The present case with toxic insulin-derived amyloidosis had a history of diabetic gangrene with sepsis and had taken antibiotics including minocycline for several weeks before the amyloidosis was found. Such conditions, especially the use of antibiotics, may have caused a structural change in the amyloid deposits of insulin-derived amyloidosis, which may be involved in inducing toxicity. In fact, minocycline might be a possible cause for the structural change, because tetracycline and its derivatives have been reported to disrupt amyloid fibrils of transthyretin [19], β2-microglobulin [20], and immunoglobulin light chain [21]. To evaluate the effects of minocycline, incubation studies of minocycline were performed, using two different forms of mature insulin amyloid, insulin fibrils and insulin filaments [14, 15]. The study showed a decrease in the fluorescence of an amyloid probe dye, Thioflavin T, with incubation with pharmacological concentrations (1–5 μM) of minocycline and both forms of insulin amyloid, suggesting a possible structural change of insulin amyloid (Additional file 1: Figure S1). However, further studies are needed to investigate the possible effects of minocycline on insulin-derived amyloidosis.

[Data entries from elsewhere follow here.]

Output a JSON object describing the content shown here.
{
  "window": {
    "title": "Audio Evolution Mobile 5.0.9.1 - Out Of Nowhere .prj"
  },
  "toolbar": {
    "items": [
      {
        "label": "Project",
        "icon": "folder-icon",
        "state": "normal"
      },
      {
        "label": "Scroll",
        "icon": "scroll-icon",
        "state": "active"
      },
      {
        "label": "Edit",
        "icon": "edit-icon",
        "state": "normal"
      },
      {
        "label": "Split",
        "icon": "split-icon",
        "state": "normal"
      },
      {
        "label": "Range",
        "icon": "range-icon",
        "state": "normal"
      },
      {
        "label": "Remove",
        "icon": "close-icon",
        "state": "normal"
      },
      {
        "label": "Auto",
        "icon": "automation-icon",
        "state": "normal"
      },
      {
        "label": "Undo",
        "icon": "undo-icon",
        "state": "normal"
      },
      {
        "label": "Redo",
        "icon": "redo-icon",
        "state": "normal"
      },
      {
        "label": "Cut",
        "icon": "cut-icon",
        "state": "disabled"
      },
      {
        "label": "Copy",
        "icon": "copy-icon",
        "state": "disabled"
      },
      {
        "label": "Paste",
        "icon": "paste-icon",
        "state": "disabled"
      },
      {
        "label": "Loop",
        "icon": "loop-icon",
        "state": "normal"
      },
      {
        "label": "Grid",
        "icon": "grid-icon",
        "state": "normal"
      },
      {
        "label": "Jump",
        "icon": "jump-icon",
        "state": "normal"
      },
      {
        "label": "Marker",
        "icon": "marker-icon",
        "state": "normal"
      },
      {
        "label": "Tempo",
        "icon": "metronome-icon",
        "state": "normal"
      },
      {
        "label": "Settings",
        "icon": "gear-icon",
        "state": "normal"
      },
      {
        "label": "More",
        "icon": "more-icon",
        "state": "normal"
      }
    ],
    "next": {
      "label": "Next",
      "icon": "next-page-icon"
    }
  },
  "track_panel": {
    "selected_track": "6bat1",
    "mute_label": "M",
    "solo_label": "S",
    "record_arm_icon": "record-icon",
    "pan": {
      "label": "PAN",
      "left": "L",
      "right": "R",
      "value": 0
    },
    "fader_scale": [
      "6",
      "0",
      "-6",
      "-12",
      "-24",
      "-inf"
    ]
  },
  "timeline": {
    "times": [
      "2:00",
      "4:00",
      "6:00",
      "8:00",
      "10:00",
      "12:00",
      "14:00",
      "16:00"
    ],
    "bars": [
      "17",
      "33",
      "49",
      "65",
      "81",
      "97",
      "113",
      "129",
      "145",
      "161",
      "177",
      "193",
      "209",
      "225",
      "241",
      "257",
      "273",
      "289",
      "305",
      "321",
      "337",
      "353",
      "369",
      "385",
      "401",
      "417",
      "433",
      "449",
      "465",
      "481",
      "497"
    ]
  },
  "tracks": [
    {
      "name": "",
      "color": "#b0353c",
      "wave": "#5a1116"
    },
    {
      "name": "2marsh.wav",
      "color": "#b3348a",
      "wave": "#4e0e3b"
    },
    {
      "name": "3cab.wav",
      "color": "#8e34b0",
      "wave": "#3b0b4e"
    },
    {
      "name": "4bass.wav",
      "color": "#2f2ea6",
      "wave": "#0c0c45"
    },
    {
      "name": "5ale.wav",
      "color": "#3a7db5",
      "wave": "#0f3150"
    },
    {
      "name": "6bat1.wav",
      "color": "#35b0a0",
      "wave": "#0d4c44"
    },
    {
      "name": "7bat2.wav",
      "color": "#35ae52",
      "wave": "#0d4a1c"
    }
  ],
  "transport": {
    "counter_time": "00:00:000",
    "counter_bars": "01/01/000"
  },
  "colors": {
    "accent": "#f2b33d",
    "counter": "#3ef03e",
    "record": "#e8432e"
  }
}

The clinical characteristics of the present case with toxic insulin-derived amyloidosis were compared with those of the other 15 cases, including the four cases in the present study, with insulin-derived amyloidosis that we had seen. The present case with toxic amyloidosis had type 2 diabetes, whereas six had type 1 diabetes and nine had type 2 diabetes of the 15 cases. The duration of insulin therapy and daily insulin dose in the present case were 15 years and 52 units, respectively, whereas the average duration of insulin therapy and daily insulin dose in the 15 cases were 17 years and 53 units, respectively. Additionally, insulin preparations used in the present case were insulin lispro and insulin glargine (Table 1), and eight of the 15 patients also used insulin lispro and insulin glargine. Thus, the clinical characteristics of the present case with toxic insulin-derived amyloidosis were similar to those of other cases with insulin-derived amyloidosis.

In conclusion, this report showed that toxic insulin-derived amyloidosis can occur. In addition, this report suggested that toxic insulin-derived amyloidosis may cause necrosis in the surrounding tissue. Although the toxic amyloid deposit of insulin-derived amyloidosis was found in only one patient, no structural differences between toxic and non-toxic deposits were found on histological and immunohistochemical studies. Further studies are necessary to clarify the relationship between toxicity and the structure of insulin-derived amyloidosis and to understand the mechanisms that induce the toxicity of insulin-derived amyloidosis.